Parsing HTML Table to CSV Through Shell Script

Table of contents

Reading Time: 2 minutes

A few days back, we got the requirement that we need to parse an HTML table through shell script and generate a report based on the contents of the table. I tried many things and after much brainstorming created a shell script that parses the HTML tables into a CSV file. I will try to explain each and every step of this script.

The Script:

This file contains bidirectional Unicode text that may be interpreted or compiled differently than what appears below.

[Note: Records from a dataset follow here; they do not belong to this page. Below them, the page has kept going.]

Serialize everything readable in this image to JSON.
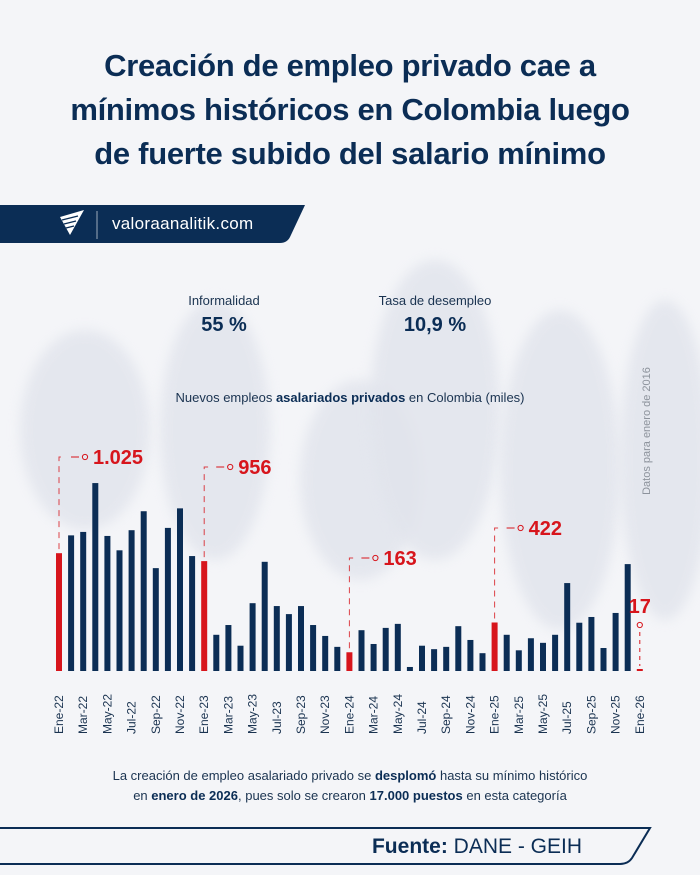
{
  "header": {
    "title_lines": [
      "Creación de empleo privado cae a",
      "mínimos históricos en Colombia luego",
      "de fuerte subido del salario mínimo"
    ],
    "site": "valoraanalitik.com",
    "logo_icon": "paper-plane-logo-icon"
  },
  "stats": [
    {
      "label": "Informalidad",
      "value": "55 %"
    },
    {
      "label": "Tasa de desempleo",
      "value": "10,9 %"
    }
  ],
  "chart_title": {
    "pre": "Nuevos empleos ",
    "bold": "asalariados privados",
    "post": " en Colombia (miles)"
  },
  "side_note": "Datos para enero de 2016",
  "chart_data": {
    "type": "bar",
    "title": "Nuevos empleos asalariados privados en Colombia (miles)",
    "categories": [
      "Ene-22",
      "Feb-22",
      "Mar-22",
      "Abr-22",
      "May-22",
      "Jun-22",
      "Jul-22",
      "Ago-22",
      "Sep-22",
      "Oct-22",
      "Nov-22",
      "Dic-22",
      "Ene-23",
      "Feb-23",
      "Mar-23",
      "Abr-23",
      "May-23",
      "Jun-23",
      "Jul-23",
      "Ago-23",
      "Sep-23",
      "Oct-23",
      "Nov-23",
      "Dic-23",
      "Ene-24",
      "Feb-24",
      "Mar-24",
      "Abr-24",
      "May-24",
      "Jun-24",
      "Jul-24",
      "Ago-24",
      "Sep-24",
      "Oct-24",
      "Nov-24",
      "Dic-24",
      "Ene-25",
      "Feb-25",
      "Mar-25",
      "Abr-25",
      "May-25",
      "Jun-25",
      "Jul-25",
      "Ago-25",
      "Sep-25",
      "Oct-25",
      "Nov-25",
      "Dic-25",
      "Ene-26"
    ],
    "tick_labels": [
      "Ene-22",
      "Mar-22",
      "May-22",
      "Jul-22",
      "Sep-22",
      "Nov-22",
      "Ene-23",
      "Mar-23",
      "May-23",
      "Jul-23",
      "Sep-23",
      "Nov-23",
      "Ene-24",
      "Mar-24",
      "May-24",
      "Jul-24",
      "Sep-24",
      "Nov-24",
      "Ene-25",
      "Mar-25",
      "May-25",
      "Jul-25",
      "Sep-25",
      "Nov-25",
      "Ene-26"
    ],
    "values": [
      1025,
      1180,
      1210,
      1635,
      1175,
      1050,
      1225,
      1390,
      895,
      1245,
      1415,
      1000,
      956,
      315,
      400,
      220,
      590,
      950,
      565,
      495,
      565,
      400,
      305,
      210,
      163,
      355,
      235,
      375,
      410,
      35,
      220,
      190,
      210,
      390,
      270,
      155,
      422,
      315,
      180,
      285,
      245,
      315,
      765,
      420,
      470,
      200,
      505,
      930,
      17
    ],
    "highlighted": [
      {
        "category": "Ene-22",
        "label": "1.025"
      },
      {
        "category": "Ene-23",
        "label": "956"
      },
      {
        "category": "Ene-24",
        "label": "163"
      },
      {
        "category": "Ene-25",
        "label": "422"
      },
      {
        "category": "Ene-26",
        "label": "17"
      }
    ],
    "units": "miles",
    "grid": false,
    "colors": {
      "bar": "#0b2d55",
      "highlight": "#d7151c"
    }
  },
  "caption": {
    "l1_pre": "La creación de empleo asalariado privado se ",
    "l1_bold": "desplomó",
    "l1_post": " hasta su mínimo histórico",
    "l2_pre": "en ",
    "l2_bold1": "enero de 2026",
    "l2_mid": ", pues solo se crearon ",
    "l2_bold2": "17.000 puestos",
    "l2_post": " en esta categoría"
  },
  "footer": {
    "label": "Fuente:",
    "source": " DANE - GEIH"
  }
}
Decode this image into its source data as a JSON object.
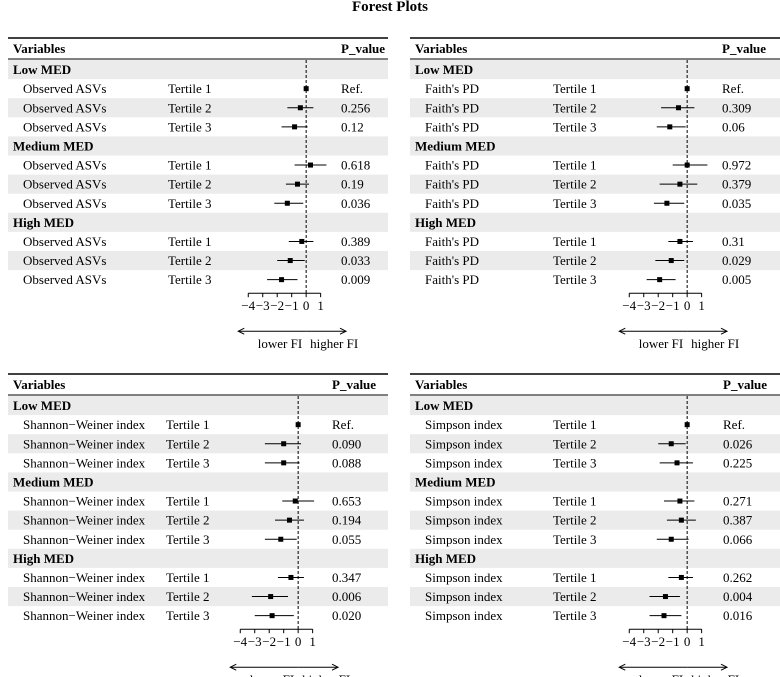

To review, open the file in an editor that reveals hidden Unicode characters.
Learn more about bidirectional Unicode characters

Show hidden characters

	#!/bin/bash
	### Created this shell script to convert the spark dispatcher logs accessible as HTML to CSV so that we can use the data for different purposes.
	create_csv()
	{
	awk -v RS='' '{gsub("\n", ", "); print}' textfile > rawfile.csv
	rm -f dump.txt textfile
	}

	html_clean()
	{
	curl -s "URL_TO_BE_HIT" > table.html
	sed -e 's/<[^>]*>//g' table.html \| awk '$1=$1' \| sed '1,11d' \| sed '$d' \| sed '$d' > dump.txt
	rm -f table.html
	}

	clean_text()
	{
	COUNTER=1
	echo "COMMA_SEPERATED_HEADERS_OF_TABLES" > textfile
	while read -r line
	do
	if [ $COUNTER -le 6 ]
	then
	echo "$line" >> textfile
	let COUNTER+=1
	else
	echo "$line"$'\n' >> textfile
	let COUNTER=1
	fi
	done < dump.txt
	}

	check_status()
	{
	prev_date=$(date –date="5 days ago" +'%Y/%m/%d')
	time=$(date +"%T")
	H=`date +"%T" \| cut -f 1 -d ':'`
	M=`date +"%T" \| cut -c 4`
	grep "$prev_date $H:$M[0-9]:[0-9][0-9]" rawfile.csv > csvfile.csv
	}

	### Main script starts here
	html_clean
	clean_text
	create_csv
	check_status

view raw

sh

hosted with ❤ by GitHub

As we can see that this script is divided into four aptly functions. Let’s discuss the functions one by one.

First, we come across the html_clean function. This function removes all the HTML syntax from the HTML page and it creates a text file which contains the data which was originally in the table which needed to be parsed. We can change the values in the sed command to get various desired (also undesired) effects in the output text file.

Then, there is clean_text function. This function needs some knowledge about the tables that are being utilized here. As I knew that there are 6 rows in my table, so I created a loop which will automatically format the text file in such a way that each row is in a separate line. Reading and manipulating this text file is much easier than the output from the previous function.

Now, we come across create_csv() function. As the name suggests, this function is responsible to read the file from the previous function and convert it into a CSV file. This function has been optimized to utilize the output of the previous function.

The last function check_status is just to create a report which in this case is all of the records lying in a particular time range. We can put any logic in here and in the end, we get a CSV file which can be used for further manipulation. In my case, the CSV file was used in an automation pipeline to check the status of some finished jobs of some application.

Hope, this blog helps. Happy Reading !!!